1 Department of Medicine, Division of Pulmonary and Critical Care Medicine, Division of Acute Care Surgery Rutgers-Robert Wood Johnson Medical School, New Brunswick, New Jersey.
2 Robert Wood Johnson University Hospital, Barnabas Health, New Brunswick, New Jersey.
Surg Infect (Larchmt). 2019 May/Jun;20(4):332-337. doi: 10.1089/sur.2018.240. Epub 2019 Feb 15.
Hospital over-capacity often forces boarding patients outside of their designated intensive care unit (ICU). Anecdotal evidence suggested medical intensive care unit (MICU) patients boarding in the surgical intensive care unit (SICU) were responsible for increases in healthcare-associated infection (HAI) rates. We studied the effect of ICU boarding on rates of SICU HAIs. This single-center, retrospective two-year database study compared primary SICU patients (Home) to MICU patients boarding in the SICU (Boarders). Variables studied included age, gender, Acute Physiology and Chronic Health Evaluation III (APACHE III) scores, and comorbidities. Healthcare-associated infections included infection, catheter-associated urinary tract infections, central line-associated blood stream infection, and ventilator-associated pneumonia. Student t-test, Fisher exact testing, and a multivariable regression model were used to determine the significance of associations. A total of 2,562 patients were included in the study; 328 (12.8%) were Boarders and 2,234 (87.2%) were Home. Univariable analysis demonstrated that Boarders were older (64.0 ± 16.9 vs. 60.2 ± 17.4), more severely ill (APACHE III score 70.5 ± 31.1 vs. 53.4 ± 21.9), more likely to have cirrhosis, coronary artery disease, and asthma/chronic obstructive pulmonary disease, but less likely to have hypertension. On univariable analysis boarding was associated with an increase HAI rate (19 HAI/1,000 patient days vs. 6.2, p < 0.001). Multivariable regression modeling demonstrated boarding status remained independently associated with HAI (odds ratio [OR] 1.83 95% confidence interval [CI] 1.02-3.27). Cost estimates demonstrated an additional cost of $83,303 per 1,000 patient days. The practice of hospital boarding is associated with development of HAI and increased hospital costs. Efforts at determining the cause of this increase and then reducing HAIs will improve patient care and help hospital budgets.

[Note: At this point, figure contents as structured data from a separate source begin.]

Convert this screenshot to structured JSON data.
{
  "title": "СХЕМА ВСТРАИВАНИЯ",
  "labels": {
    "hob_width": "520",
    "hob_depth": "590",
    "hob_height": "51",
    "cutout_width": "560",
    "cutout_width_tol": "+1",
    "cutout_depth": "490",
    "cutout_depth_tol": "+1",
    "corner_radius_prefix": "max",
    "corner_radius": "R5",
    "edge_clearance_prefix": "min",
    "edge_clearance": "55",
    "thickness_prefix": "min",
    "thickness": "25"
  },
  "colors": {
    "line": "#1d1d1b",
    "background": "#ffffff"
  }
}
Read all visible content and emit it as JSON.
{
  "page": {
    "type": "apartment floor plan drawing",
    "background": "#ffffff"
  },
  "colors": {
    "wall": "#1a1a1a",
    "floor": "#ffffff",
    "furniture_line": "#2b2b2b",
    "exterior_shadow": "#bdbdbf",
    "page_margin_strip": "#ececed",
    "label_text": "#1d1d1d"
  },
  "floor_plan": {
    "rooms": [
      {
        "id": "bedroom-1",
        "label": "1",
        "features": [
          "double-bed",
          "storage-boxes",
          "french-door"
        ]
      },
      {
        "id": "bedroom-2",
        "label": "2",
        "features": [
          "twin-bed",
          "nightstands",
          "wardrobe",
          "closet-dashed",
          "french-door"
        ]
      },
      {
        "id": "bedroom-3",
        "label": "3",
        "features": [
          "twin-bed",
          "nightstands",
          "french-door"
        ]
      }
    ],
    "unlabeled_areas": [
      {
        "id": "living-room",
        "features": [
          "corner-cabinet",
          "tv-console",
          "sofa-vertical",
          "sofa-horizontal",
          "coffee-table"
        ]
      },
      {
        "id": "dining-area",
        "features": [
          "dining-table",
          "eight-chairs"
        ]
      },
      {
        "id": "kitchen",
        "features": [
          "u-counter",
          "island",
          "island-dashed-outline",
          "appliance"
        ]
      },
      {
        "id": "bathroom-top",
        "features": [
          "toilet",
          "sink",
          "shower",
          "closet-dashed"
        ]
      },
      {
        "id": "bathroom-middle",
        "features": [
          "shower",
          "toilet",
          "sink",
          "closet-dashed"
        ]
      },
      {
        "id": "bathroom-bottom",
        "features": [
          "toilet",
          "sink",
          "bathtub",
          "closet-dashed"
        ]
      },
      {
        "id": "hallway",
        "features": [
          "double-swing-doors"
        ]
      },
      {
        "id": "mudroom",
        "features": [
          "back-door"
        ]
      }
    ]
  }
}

医院容量过剩常常迫使患者在重症监护病房(ICU)外加床。有传闻称,在外科重症监护病房(SICU)加护的内科重症监护病房(MICU)患者导致了医疗相关感染(HAI)率的上升。我们研究了 ICU 加床对 SICU HAI 发生率的影响。这项单中心、回顾性的两年数据库研究比较了主要 SICU 患者(Home)和在 SICU 加床的 MICU 患者(Boarders)。研究的变量包括年龄、性别、急性生理学和慢性健康评估 III(APACHE III)评分和合并症。医疗相关感染包括肺部感染、导管相关尿路感染、中心静脉相关血流感染和呼吸机相关性肺炎。采用学生 t 检验、Fisher 确切检验和多变量回归模型来确定关联的显著性。共有 2562 名患者纳入研究;328 名(12.8%)为 Boarders,2234 名(87.2%)为 Home。单变量分析表明,Boarders 年龄较大(64.0±16.9 岁 vs. 60.2±17.4 岁),病情更重(APACHE III 评分 70.5±31.1 分 vs. 53.4±21.9 分),更有可能患有肝硬化、冠心病和哮喘/慢性阻塞性肺疾病,但不太可能患有高血压。单变量分析表明,加床与 HAI 发生率增加相关(1000 个患者日发生 19 例 HAI 与 6.2 例,p<0.001)。多变量回归模型显示,加床状态与 HAI 仍独立相关(比值比 [OR] 1.83,95%置信区间 [CI] 1.02-3.27)。成本估算表明,每 1000 个患者日增加 83303 美元的额外成本。医院加床的做法与 HAI 的发生和医院成本的增加有关。努力确定这种增加的原因,并随后降低 HAI,将改善患者的护理,并帮助医院的预算。